What do people do if they cannot translate their activities into monetized value? Or if their activity suddenly drops below the value it needs in order to live? In this vacuum we find an evolving concept of charity. In times of mass unemployment and the failure of an economic system, charity goes from being the exception to the rule. When workers of a shuttered restaurant start a GoFundMe campaign to make up their lost wages, charity becomes a signal that for many–perhaps most people–the gap between economic potential and other forms of value has reached an unbridgeable level. The restaurant workers’ appeal says that their value can still be recognized outside of labor exchange; that they are worthy of care even in the event that their activities cannot be monetized. As the crisis grows increasingly desperate, this appeal to charity is being practiced by more and more workers, from ever-more unexpected directions. The other trend I mentioned, that of “thanking” people in certain jobs, suggests that there is a recognition of a worker’s value even when monetary exchange still functions: people are struggling to make sense of a job’s importance through means other than the abstract signals (e..g, prices, wages) provided by the official economy.

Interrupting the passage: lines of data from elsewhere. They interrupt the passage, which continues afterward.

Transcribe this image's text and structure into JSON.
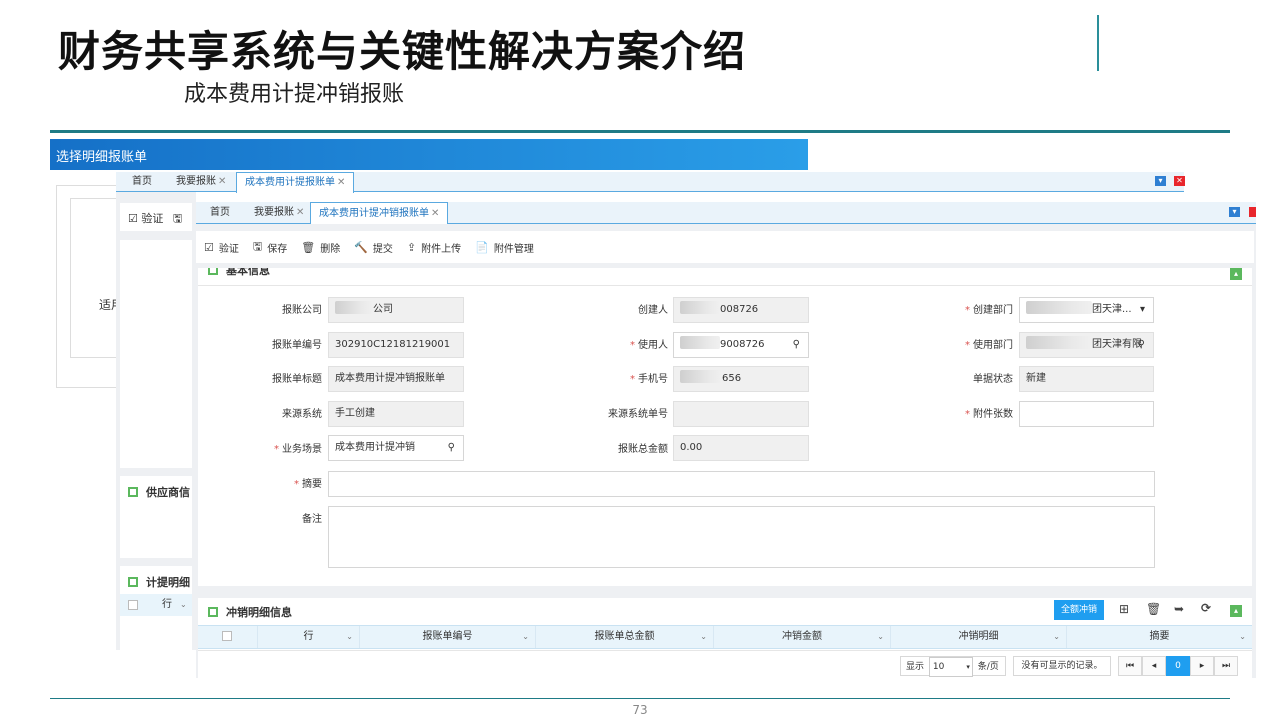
{
  "slide": {
    "title": "财务共享系统与关键性解决方案介绍",
    "subtitle": "成本费用计提冲销报账",
    "page_number": "73"
  },
  "back_dialog": {
    "title": "选择明细报账单",
    "partial_label": "适用"
  },
  "middle_window": {
    "tabs": [
      {
        "label": "首页"
      },
      {
        "label": "我要报账"
      },
      {
        "label": "成本费用计提报账单"
      }
    ],
    "toolbar_first": "验证",
    "section_supplier": "供应商信",
    "section_accrual": "计提明细",
    "row_header": "行"
  },
  "front_window": {
    "tabs": [
      {
        "label": "首页"
      },
      {
        "label": "我要报账"
      },
      {
        "label": "成本费用计提冲销报账单"
      }
    ],
    "toolbar": [
      {
        "icon": "check-square-icon",
        "glyph": "☑",
        "label": "验证"
      },
      {
        "icon": "save-icon",
        "glyph": "🖫",
        "label": "保存"
      },
      {
        "icon": "trash-icon",
        "glyph": "🗑",
        "label": "删除"
      },
      {
        "icon": "gavel-icon",
        "glyph": "🔨",
        "label": "提交"
      },
      {
        "icon": "upload-icon",
        "glyph": "⇪",
        "label": "附件上传"
      },
      {
        "icon": "attachment-icon",
        "glyph": "📄",
        "label": "附件管理"
      }
    ],
    "form": {
      "section_title": "基本信息",
      "fields": {
        "company": {
          "label": "报账公司",
          "value": "公司"
        },
        "creator": {
          "label": "创建人",
          "value": "008726"
        },
        "create_dept": {
          "label": "创建部门",
          "value": "团天津..."
        },
        "doc_no": {
          "label": "报账单编号",
          "value": "302910C12181219001"
        },
        "user": {
          "label": "使用人",
          "value": "9008726"
        },
        "use_dept": {
          "label": "使用部门",
          "value": "团天津有限"
        },
        "doc_title": {
          "label": "报账单标题",
          "value": "成本费用计提冲销报账单"
        },
        "phone": {
          "label": "手机号",
          "value": "656"
        },
        "doc_status": {
          "label": "单据状态",
          "value": "新建"
        },
        "source_sys": {
          "label": "来源系统",
          "value": "手工创建"
        },
        "source_no": {
          "label": "来源系统单号",
          "value": ""
        },
        "attach_count": {
          "label": "附件张数",
          "value": ""
        },
        "biz_scene": {
          "label": "业务场景",
          "value": "成本费用计提冲销"
        },
        "total_amount": {
          "label": "报账总金额",
          "value": "0.00"
        },
        "summary": {
          "label": "摘要",
          "value": ""
        },
        "remark": {
          "label": "备注",
          "value": ""
        }
      }
    },
    "detail": {
      "title": "冲销明细信息",
      "full_writeoff_button": "全额冲销",
      "columns": [
        "行",
        "报账单编号",
        "报账单总金额",
        "冲销金额",
        "冲销明细",
        "摘要"
      ],
      "pager": {
        "show_label": "显示",
        "page_size": "10",
        "per_page_label": "条/页",
        "empty_text": "没有可显示的记录。",
        "current_page": "0"
      }
    }
  },
  "colors": {
    "accent_blue": "#1f9ef0",
    "teal_rule": "#1e7b86",
    "required_red": "#d9534f",
    "section_green": "#5bb85d"
  }
}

These acts of charity are also, perhaps more reasonably, considered from a cynical perspective: GoFundMe campaigns for workers so management can reserve more cash for itself in a cash-crunched economic crisis, or empty “thank you” cards written by bored middle-class children for working-class Amazon drivers who bring their frivolous packages that probably shouldn’t have been ordered in the first place. But the two thoughts aren’t necessarily incompatible.